Clifford Chance reviews underperforming partner arrangements
7 May 2012 | By Joshua Freedman
21 May 2012
20 July 2012
8 May 2012
21 January 2010
28 February 2005
Clifford Chance is planning to abolish an arrangement that allows underperforming partners up to a year’s grace before they are forced to leave, in a move aimed at allaying the negative cultural impact of axing partners.
The magic circle firm’s partnership council has agreed to scrap the ‘improvement’ period of between nine and twelve months that currently exists for partners who have received a formal performance warning from management. The new policy could also enable the firm to remove members from the partnership quicker.
At the same time, it plans to extend the termination period that the firm currently gives partners who are asked to leave, from 14 days to at least three months.
Under the existing scheme, global managing partner David Childs or an office managing partner can issue an underperforming partner with a warning that gives him or her between nine and 12 months to improve. If the firm still is not satisfied at the end of this period, it can dismiss the partner by issuing him or her with a 14-day termination notice, after which the partner leaves.

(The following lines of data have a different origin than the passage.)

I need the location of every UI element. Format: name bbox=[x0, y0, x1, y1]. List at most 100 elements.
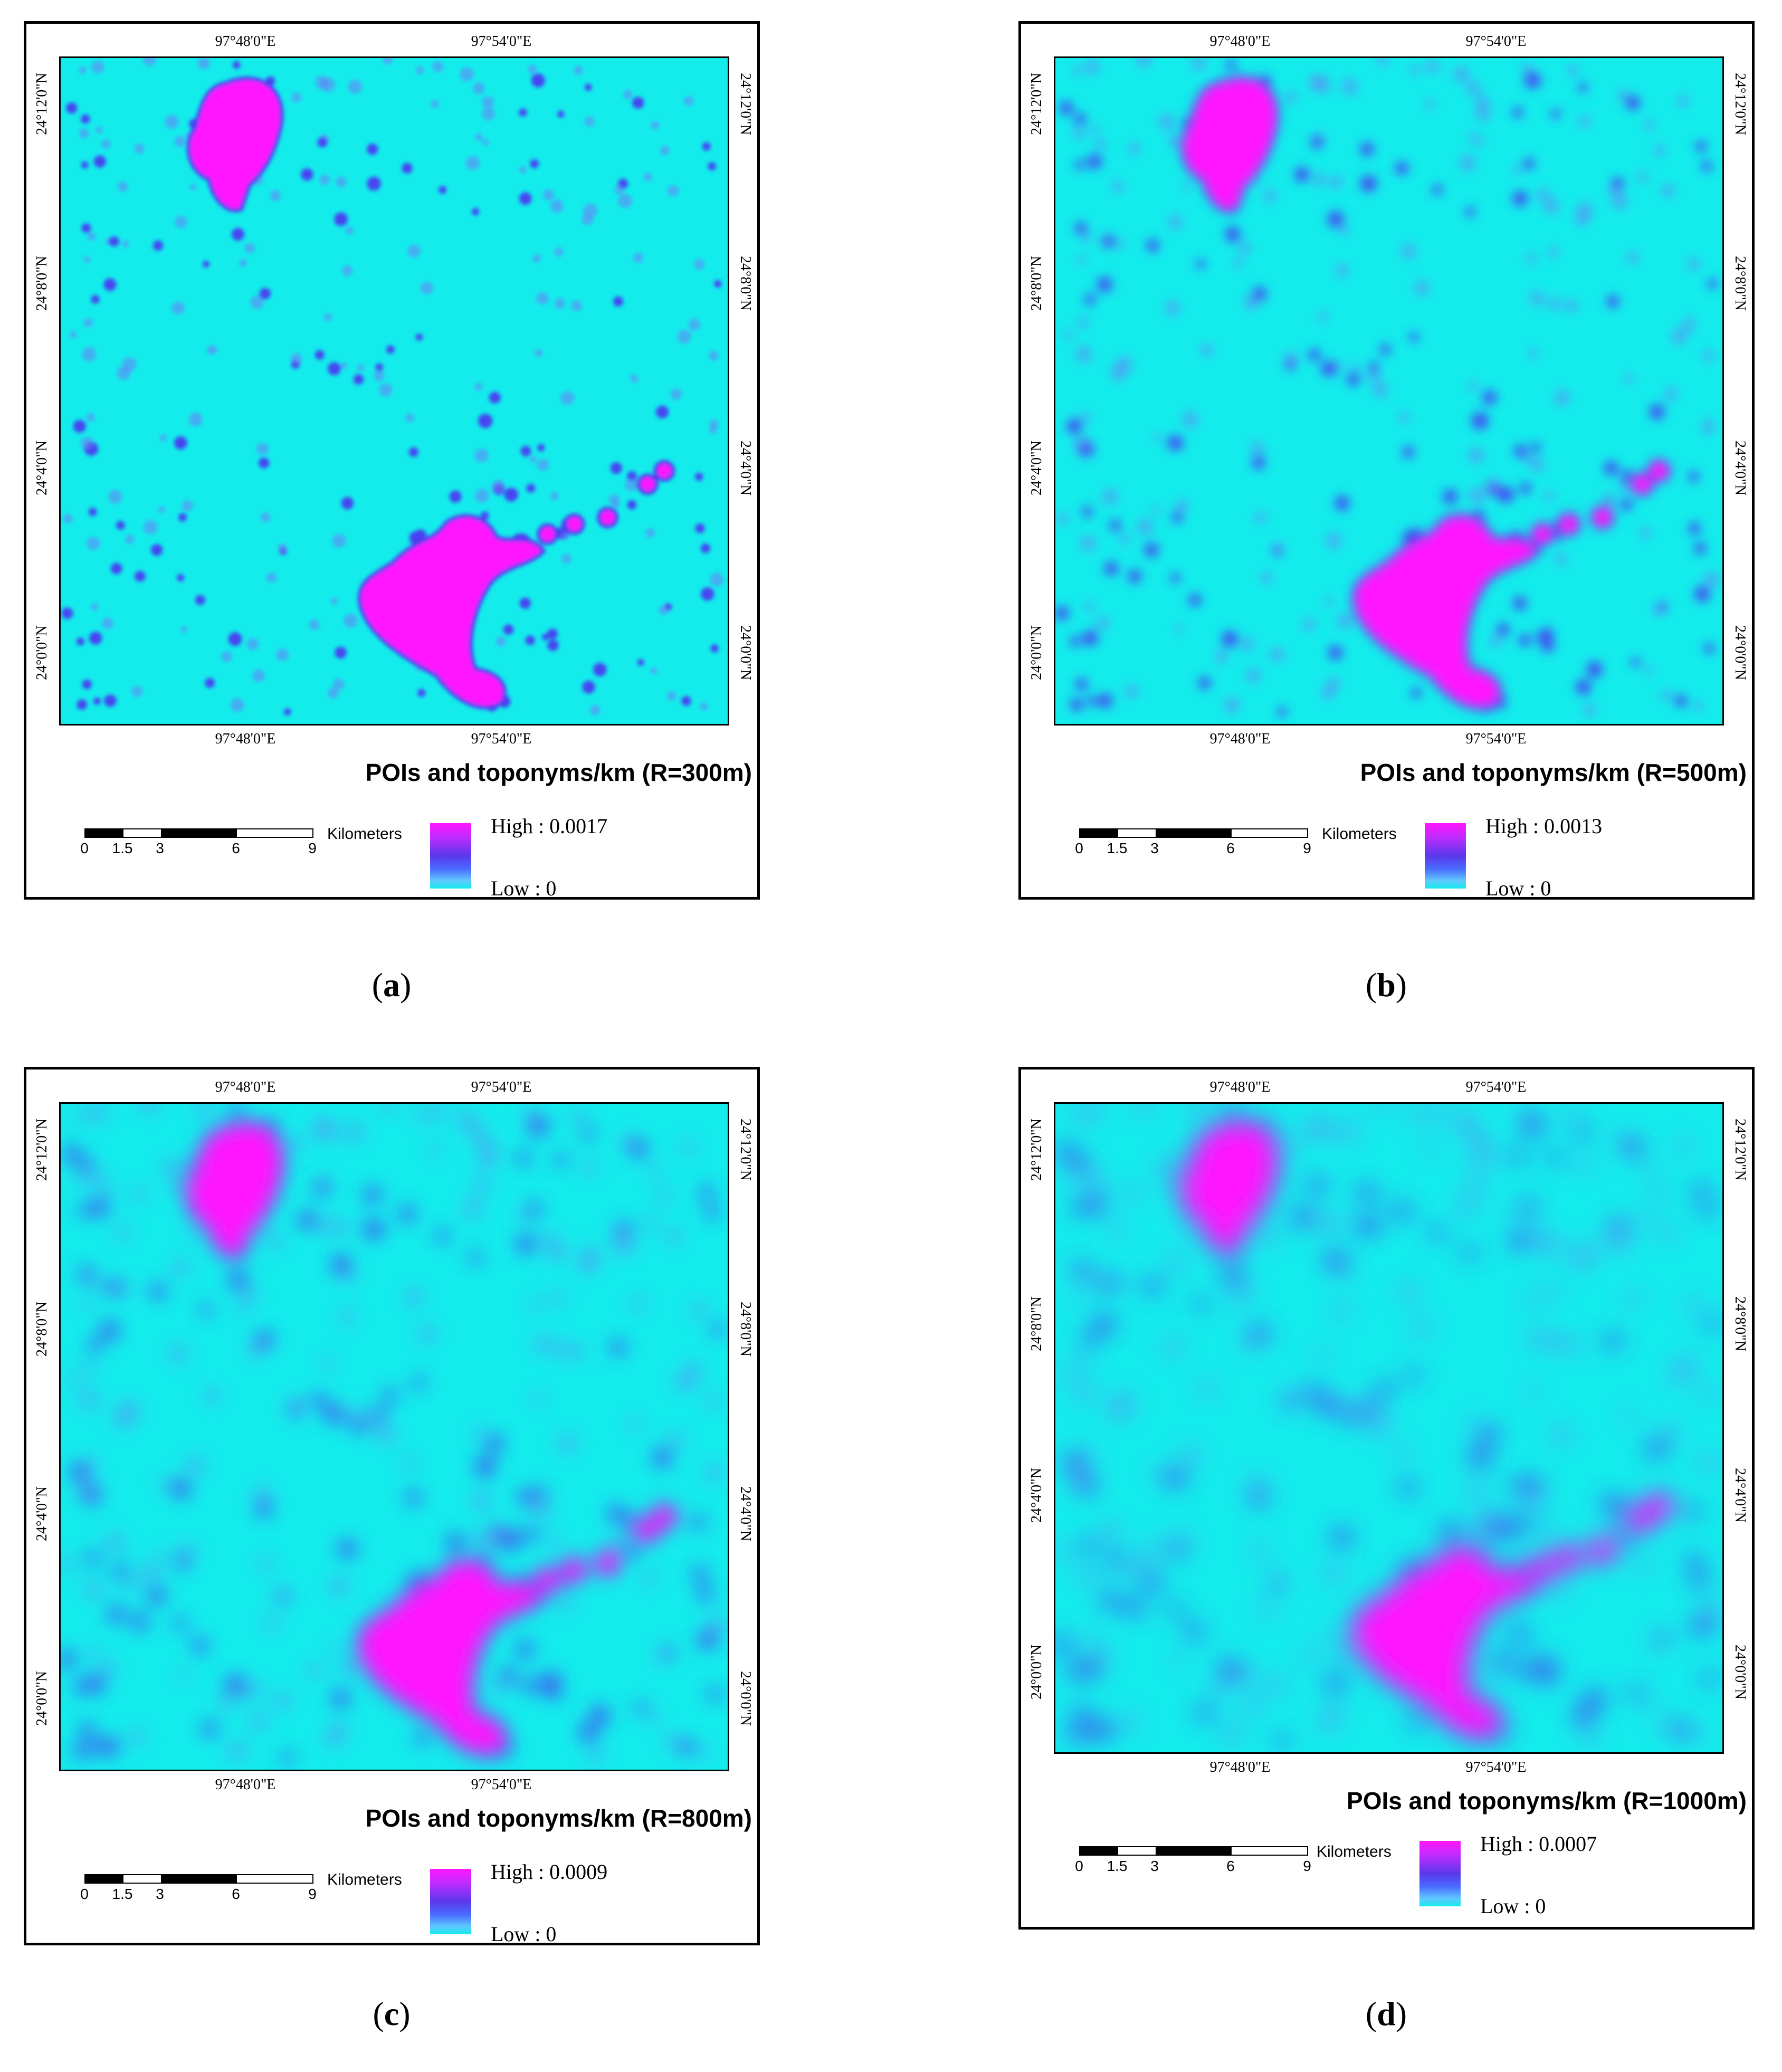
scale-bar-segment bbox=[123, 829, 161, 837]
scale-bar bbox=[1079, 828, 1308, 838]
density-point bbox=[1224, 697, 1240, 713]
density-point bbox=[587, 1748, 603, 1763]
density-point bbox=[1080, 1539, 1095, 1553]
density-point bbox=[632, 97, 644, 109]
density-point bbox=[259, 288, 271, 300]
density-point bbox=[1398, 412, 1410, 424]
density-point bbox=[709, 426, 717, 434]
density-point bbox=[1693, 701, 1704, 711]
scale-bar bbox=[84, 1874, 313, 1884]
density-point bbox=[148, 1587, 165, 1604]
density-point bbox=[1443, 489, 1457, 504]
density-point bbox=[550, 199, 564, 213]
density-point bbox=[180, 626, 188, 633]
density-point bbox=[1512, 1478, 1529, 1495]
density-point bbox=[107, 1280, 121, 1295]
density-point bbox=[1548, 297, 1561, 310]
density-point bbox=[1541, 638, 1555, 652]
density-point bbox=[1358, 1216, 1379, 1236]
density-point bbox=[501, 1668, 516, 1683]
density-point bbox=[1565, 1108, 1581, 1124]
latitude-label-left: 24°0'0"N bbox=[1028, 625, 1045, 680]
density-point bbox=[660, 146, 670, 156]
scale-bar-segment bbox=[1156, 829, 1232, 837]
density-point bbox=[1412, 1319, 1432, 1337]
density-point bbox=[1367, 1398, 1381, 1412]
density-raster bbox=[61, 58, 728, 724]
density-point bbox=[472, 82, 485, 94]
density-point bbox=[582, 1160, 597, 1175]
density-point bbox=[1142, 1574, 1161, 1592]
density-point bbox=[460, 67, 474, 82]
latitude-label-right: 24°4'0"N bbox=[1732, 441, 1748, 495]
density-point bbox=[1097, 277, 1112, 292]
density-point bbox=[1682, 318, 1696, 332]
density-point bbox=[621, 1133, 635, 1148]
latitude-label-left: 24°12'0"N bbox=[1028, 73, 1045, 135]
density-point bbox=[1518, 1515, 1533, 1530]
density-point bbox=[353, 374, 364, 385]
latitude-label-right: 24°0'0"N bbox=[737, 1671, 754, 1726]
density-point bbox=[1082, 1631, 1097, 1645]
density-point bbox=[206, 346, 216, 355]
density-point bbox=[232, 61, 241, 69]
density-cluster-south bbox=[1356, 1551, 1536, 1734]
density-point bbox=[165, 114, 179, 129]
density-point bbox=[537, 459, 549, 471]
density-point bbox=[1578, 82, 1588, 92]
density-hotspot bbox=[533, 1566, 561, 1594]
density-point bbox=[1225, 227, 1241, 242]
density-point bbox=[343, 1269, 356, 1283]
density-point bbox=[399, 1206, 415, 1222]
density-point bbox=[257, 1331, 273, 1348]
longitude-label-top: 97°54'0"E bbox=[1465, 33, 1527, 50]
density-point bbox=[1126, 1600, 1143, 1617]
density-point bbox=[373, 370, 385, 381]
density-point bbox=[172, 1259, 189, 1276]
density-point bbox=[1075, 1354, 1091, 1369]
density-cluster-north bbox=[1185, 80, 1274, 208]
density-point bbox=[630, 1140, 646, 1157]
density-point bbox=[108, 490, 122, 504]
density-point bbox=[1198, 677, 1211, 689]
density-point bbox=[1215, 650, 1228, 663]
density-point bbox=[1464, 1124, 1483, 1142]
density-point bbox=[474, 488, 489, 503]
density-point bbox=[1528, 1329, 1547, 1347]
density-point bbox=[61, 1557, 75, 1572]
density-point bbox=[1602, 493, 1616, 507]
density-point bbox=[1269, 1573, 1285, 1589]
density-point bbox=[1326, 1251, 1346, 1271]
density-point bbox=[529, 1117, 548, 1135]
density-point bbox=[1092, 1180, 1108, 1195]
density-point bbox=[1542, 1238, 1561, 1258]
density-point bbox=[526, 483, 536, 493]
density-point bbox=[1414, 280, 1430, 295]
longitude-label-bottom: 97°54'0"E bbox=[471, 1777, 532, 1793]
density-point bbox=[189, 184, 196, 190]
density-point bbox=[178, 513, 187, 522]
density-point bbox=[101, 139, 111, 149]
density-point bbox=[1661, 184, 1675, 197]
density-point bbox=[91, 295, 100, 304]
density-point bbox=[472, 1532, 492, 1551]
density-point bbox=[106, 1533, 125, 1552]
density-point bbox=[528, 1202, 541, 1217]
latitude-label-left: 24°4'0"N bbox=[34, 441, 50, 495]
density-point bbox=[536, 292, 549, 305]
longitude-label-top: 97°48'0"E bbox=[215, 1079, 276, 1095]
density-point bbox=[1222, 631, 1238, 647]
density-point bbox=[1409, 65, 1420, 75]
density-point bbox=[548, 1243, 566, 1261]
density-point bbox=[202, 261, 209, 268]
density-point bbox=[1075, 678, 1088, 691]
density-point bbox=[463, 1199, 482, 1218]
scale-tick-label: 9 bbox=[308, 1886, 317, 1902]
latitude-label-right: 24°12'0"N bbox=[737, 73, 754, 135]
density-point bbox=[1125, 684, 1139, 698]
density-point bbox=[237, 1302, 250, 1315]
density-point bbox=[1345, 1408, 1362, 1425]
density-point bbox=[239, 259, 247, 267]
density-point bbox=[1307, 1385, 1322, 1401]
density-point bbox=[1145, 1278, 1161, 1295]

The firm said in a statement: “From time to time the firm reviews all of the policies in the partnership agreement. At present we are consulting with partners on possible changes to how partner performance is managed to bring the firm into line with best practice elsewhere in the industry.”
Clifford Chance plans to replace the improvement period with a longer termination period of at least three months, with a partner then potentially serving the usual six-month notice period for members who are leaving.
Partners who are issued with the three-month termination notice and then serve the full six-month notice period will in practice not be out of the door much faster than under the current scheme. However, the new setup would give the firm the opportunity to remove members from the partnership quicker, as the old scheme could potentially have led to a year and 14 days passing between the warning and the final exit.
One partner told The Lawyer the plans are less about getting rid of underperforming partners faster and more about the cultural benefit of shortening the period during which partners are fully-fledged members but are under a formal performance warning. The new scheme would scrap this limbo period, but it is understood that an option under consideration would allow partners who are issued with a termination notice to opt for the old improvement period instead.
The partner said: “What it changes is it gives another mechanism which is a better and less destructive mechanism for getting a partner to go. Having people in an organisation who are not at all positive about the organisation is destructive.”
Clifford Chance has said that it is not planning to axe partners as part of a restructuring as it did in 2009 (4 February 2009). However, a firm spokesperson said it does “continue to manage performance across the firm, as we have always done, including amongst our partners”, and it is understood that it has been doing this actively recently.
The partnership council informed partners about the plans in a memorandum last month that asked for feedback as part of a consultation. It is thought that the changes, if finalised, could be in place by the summer. The firm is also separately looking at its appraisal scheme as part of the process.
A partner said the changes do not require a partnership vote because they are a policy issue rather than a change to the partnership deed. The current partnership agreement makes explicit reference to the 14-day termination period but not to improvement warnings.